Sabato 18 marzo un centinaio di lavoratori di italtel, storica azienda di telecomunicazioni italiana, ha effettuato un presidio in occasione della partenza della Milano Sanremo in Piazza Cavour ad Abbiategrasso contro la decisione unilaterale intrapresa dall’azienda di licenziare 123 dipendenti.

Di seguito il volantino scritto da un lavoratore.

Italtel S.p.a., che nel 1999 era al 100% proprietà di Telecom Italia, nel 2000, dopo una forte riduzione del personale, è stata ceduta al fondo statunitense Clayton e Dubilier & Rice.

Per Italtel è stato l’inizio del massacro: la privatizzazione di Italtel (governo D’Alema) avvenne con  un’operazione finanziaria considerata addirittura fuorilegge in quel momento, operazione che poi venne legalizzata dal governo Berlusconi con alcune clausole di sicurezza.  Si chiama LBO – Leverage Buy Out – ed è un’operazione finanziaria per cui chi compra ottiene dei  prestiti da parte di fondi d’investimento e quindi li gira sull’azienda acquisita, trasformandoli in  un debito per l’azienda.

Questa operazione è tipica del sistema neoliberista – in cui i mercati possono fare ciò che vogliono, permettendo di comprare un’azienda addirittura senza avere neanche un capitale. Il debito aziendale causato dalle privatizzazioni (quelle dei “capitani coraggiosi”) è stata la causa principale dell’affossamento dell’azienda, che non è più riuscita (nonostante vari interventi) a risanare questa situazione.

Queste operazioni vanno tuttavia inquadrate nello scenario politico economico europeo, in cui l’Italia, per entrare nell’Unione Europea, ha dovuto rinunciare a pezzi di industria strategica, come le telecomunicazioni (tra altri comparti), riducendo di fatto la sua competitività e i suoi livelli di occupazione.

Così come più volte dichiarato dall’economista Nino Galloni (dal 1990 al 2002 Direttore generale al Ministero del Lavoro) la Germania, come contropartita alla rinuncia del marco e all’appoggio francese alla riunificazione tedesca, pretese che si procedesse alla deindustrializzazione dell’Italia.

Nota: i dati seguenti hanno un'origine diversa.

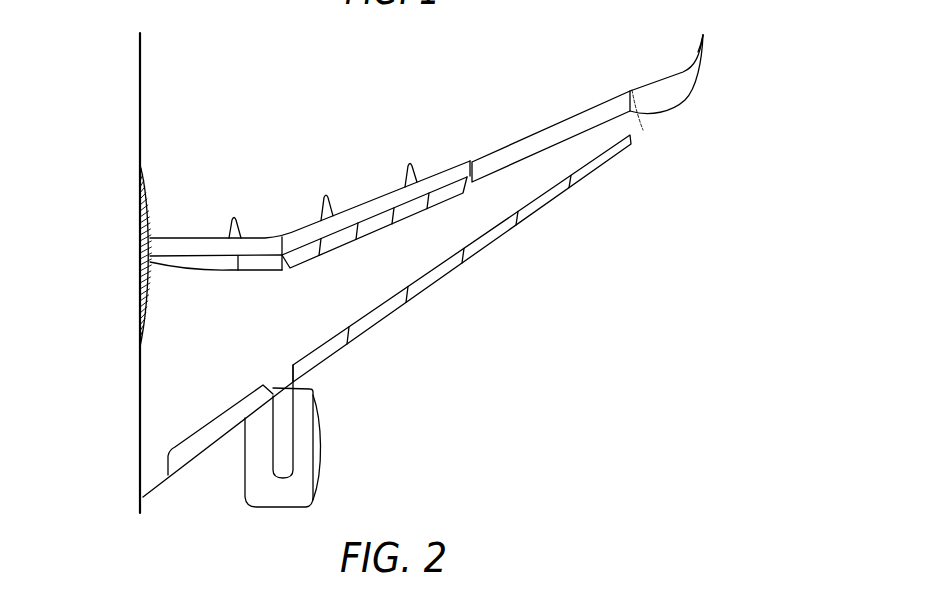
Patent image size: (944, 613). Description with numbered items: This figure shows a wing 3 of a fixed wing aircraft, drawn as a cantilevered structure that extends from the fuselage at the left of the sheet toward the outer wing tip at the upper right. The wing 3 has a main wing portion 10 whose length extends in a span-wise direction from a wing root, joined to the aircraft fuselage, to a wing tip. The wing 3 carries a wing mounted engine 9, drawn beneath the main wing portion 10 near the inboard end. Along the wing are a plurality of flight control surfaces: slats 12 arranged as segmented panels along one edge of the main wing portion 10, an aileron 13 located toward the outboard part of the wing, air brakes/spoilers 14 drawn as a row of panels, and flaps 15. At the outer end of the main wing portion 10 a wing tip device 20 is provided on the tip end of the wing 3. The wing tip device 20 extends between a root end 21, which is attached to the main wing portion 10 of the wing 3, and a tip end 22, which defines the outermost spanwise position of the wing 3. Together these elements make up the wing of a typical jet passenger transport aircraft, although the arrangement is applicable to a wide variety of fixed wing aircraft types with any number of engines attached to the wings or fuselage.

The starboard wing 3 is at (563, 362).
The wing mounted engine 9 is at (267, 490).
The main wing portion 10 is at (467, 213).
The slat 12 is at (547, 198).
The aileron 13 is at (565, 124).
The air brake/spoiler 14 is at (303, 250).
The flap 15 is at (205, 245).
The wing tip device 20 is at (680, 80).
The root end 21 is at (647, 127).
The tip end 22 is at (703, 35).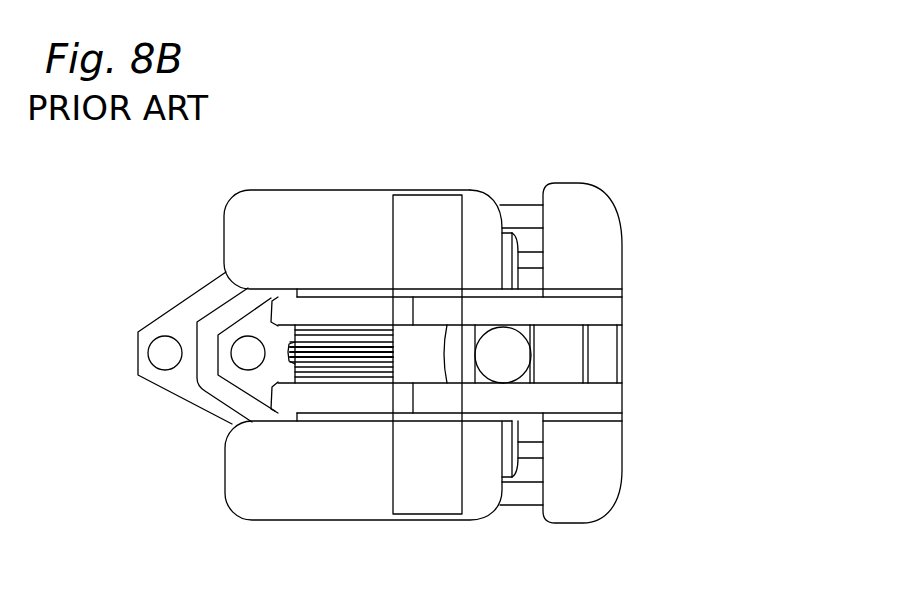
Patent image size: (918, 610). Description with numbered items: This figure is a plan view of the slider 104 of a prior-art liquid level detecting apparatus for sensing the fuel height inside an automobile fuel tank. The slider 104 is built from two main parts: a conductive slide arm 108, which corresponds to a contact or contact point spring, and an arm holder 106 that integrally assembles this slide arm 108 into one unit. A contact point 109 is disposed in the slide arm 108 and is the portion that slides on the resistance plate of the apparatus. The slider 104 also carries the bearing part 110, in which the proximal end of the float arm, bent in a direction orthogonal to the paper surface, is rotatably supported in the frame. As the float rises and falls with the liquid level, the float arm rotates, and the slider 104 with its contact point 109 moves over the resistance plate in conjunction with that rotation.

The slider 104 is at (583, 152).
The arm holder 106 is at (630, 233).
The slide arm 108 is at (138, 337).
The contact point 109 is at (243, 362).
The bearing part 110 is at (512, 360).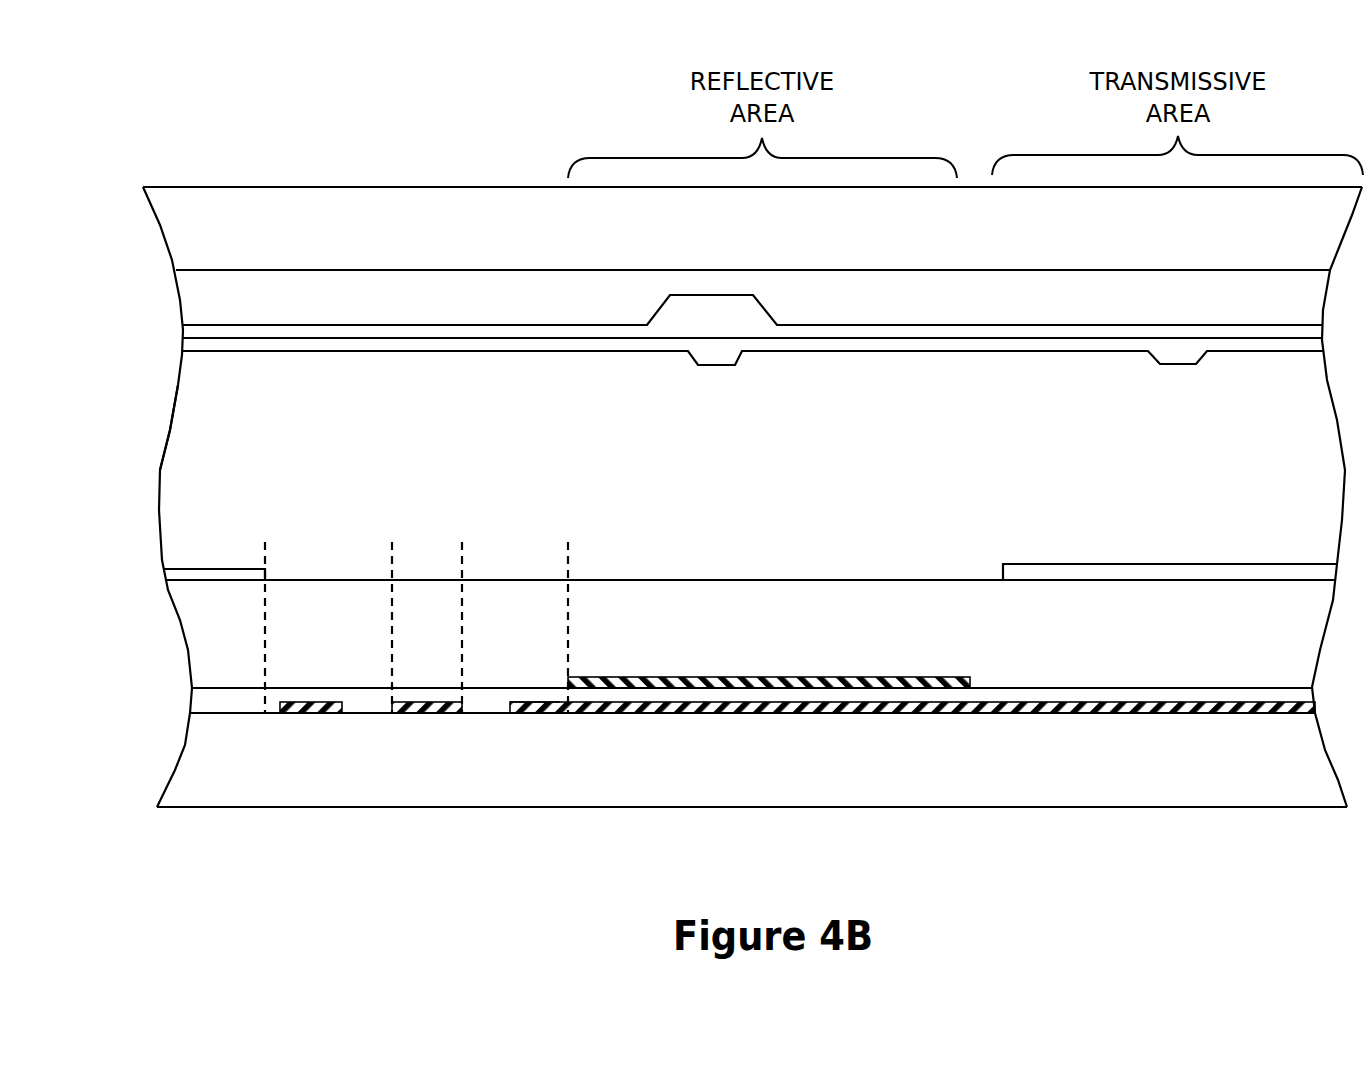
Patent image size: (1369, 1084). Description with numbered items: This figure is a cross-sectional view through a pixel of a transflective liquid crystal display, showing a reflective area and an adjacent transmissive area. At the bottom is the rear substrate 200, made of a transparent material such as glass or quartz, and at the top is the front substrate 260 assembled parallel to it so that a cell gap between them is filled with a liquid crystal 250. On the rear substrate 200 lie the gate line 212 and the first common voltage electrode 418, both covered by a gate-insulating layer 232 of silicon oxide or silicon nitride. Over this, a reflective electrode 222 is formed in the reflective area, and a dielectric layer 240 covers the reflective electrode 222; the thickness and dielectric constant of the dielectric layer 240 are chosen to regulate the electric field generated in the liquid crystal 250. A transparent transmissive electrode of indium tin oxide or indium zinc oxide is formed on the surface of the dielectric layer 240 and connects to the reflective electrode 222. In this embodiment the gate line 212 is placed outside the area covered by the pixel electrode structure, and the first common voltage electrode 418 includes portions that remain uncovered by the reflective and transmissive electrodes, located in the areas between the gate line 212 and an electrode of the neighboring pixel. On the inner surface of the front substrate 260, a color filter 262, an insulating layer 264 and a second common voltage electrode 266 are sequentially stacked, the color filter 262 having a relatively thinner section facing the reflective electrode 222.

The rear substrate 200 is at (182, 764).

A complicare la situazione di Italtel venne la crisi del 2008 e la presenza sul mercato dei concorrenti cinesi, ai quali il mondo imprenditoriale italiano, senza interventi statali, non avrebbe  potuto far fronte.

Nel 2014 ci fu un tentativo di rilancio, con l’interessamento del colosso indiano TechMahindra, dimostratosi poi un bluff.

Nel 2017 fu la volta di Exprivia S.p.A che, sempre nel tentativo di rilancio, fallì.

A gennaio (uscite Exprivia e Cisco) entrò il gruppo PSC S.p.A., che divenne azionista di controllo al 54%, in cordata col Gruppo TIM e con il Fondo Clessidra Capital Credit.

Ogni qualvolta avveniva un nuovo salvataggio, si presentavano fantomatici piani industriali, sfidanti e accattivanti nella forma, ma che non hanno mai portato a nulla di innovativo e sostanziale e si sono sempre rivelati irrealizzabili nel contenuto e nella pratica.

Non è con il mercato che Italtel potrà andare avanti, rilanciandosi! Il mercato ha fallito!

Se lo Stato non interverrà a salvare questo briciolo di know how rimasto, l’Italia non avrà mai più un polo tecnologico avanzato, ma dipenderà sempre da altri. In vent’anni si è distrutta quasi tutta la nostra conoscenza e la nostra competenza nelle telecomunicazioni!

L’Unione Europea si sta manifestando sempre più vuota, priva di qualsiasi progetto comune: lo Stato italiano intervenga per tutelare i suoi asset strategici (come invece accade in Francia e in Germania), decisamente più importanti di quanto non siano gli interessi dei mercati, oppure assisteremo ancora una volta impotenti all’ennesimo sacrificio sull’altare del nulla!